Interestingly, the more versatile and lethal malware is rated lower on the list than expected. This could reflect a lower infection rate than crypto miners. From a cybersecurity viewpoint, crypto mining is highly likely to pose less of a business threat compared to the more traditional malware listed. Infostealers, such as Andromeda, should be more of a concern to businesses, given the backdoor capabilities and use in cybercrime-as-a-service.

The top three mobile malware were:

• Lokibot – Android banking Trojan and info-stealer which can also turn into ransomware that locks the phone.

• Triada – Modular Backdoor for Android which grants superuser privileges to downloaded malware.

• Hiddad – Android malware which repackages legitimate apps and releases them to a third-party store.

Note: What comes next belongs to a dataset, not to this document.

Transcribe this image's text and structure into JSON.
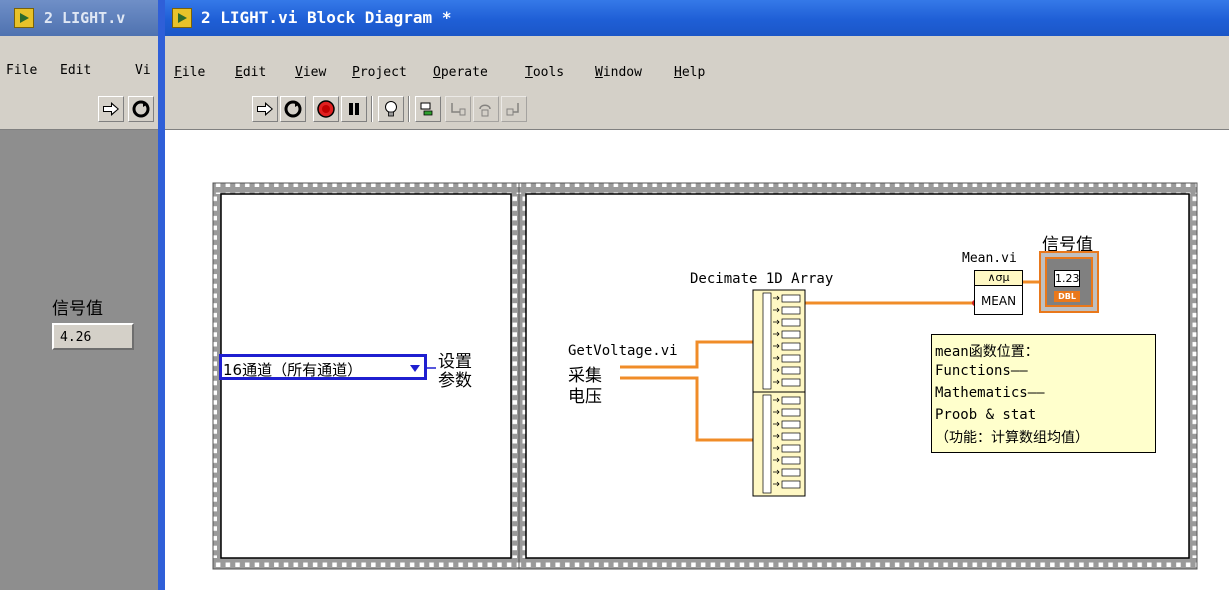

The top three vulnerabilities were:

• Microsoft IIS WebDAV ScStoragePathFromUrl Buffer Overflow (CVE-2017-7269) – By sending a crafted request over a network to Microsoft Windows Server 2003 R2 through Microsoft Internet Information Services 6.0, a remote attacker could execute arbitrary code or cause a denial of service condition on the target server. That is mainly due to a buffer overflow vulnerability resulted by improper validation of a long header in the HTTP request.

• Oracle WebLogic WLS Security Component Remote Code Execution (CVE-2017-10271) – A remote code execution vulnerability exists within Oracle WebLogic WLS. This is due to the way Oracle WebLogic handles XML decodes. A successful attack could lead to a remote code execution.

• SQL Injection – Inserting an injection of SQL query in input from the client to the application, while exploiting a security vulnerability in an application’s software.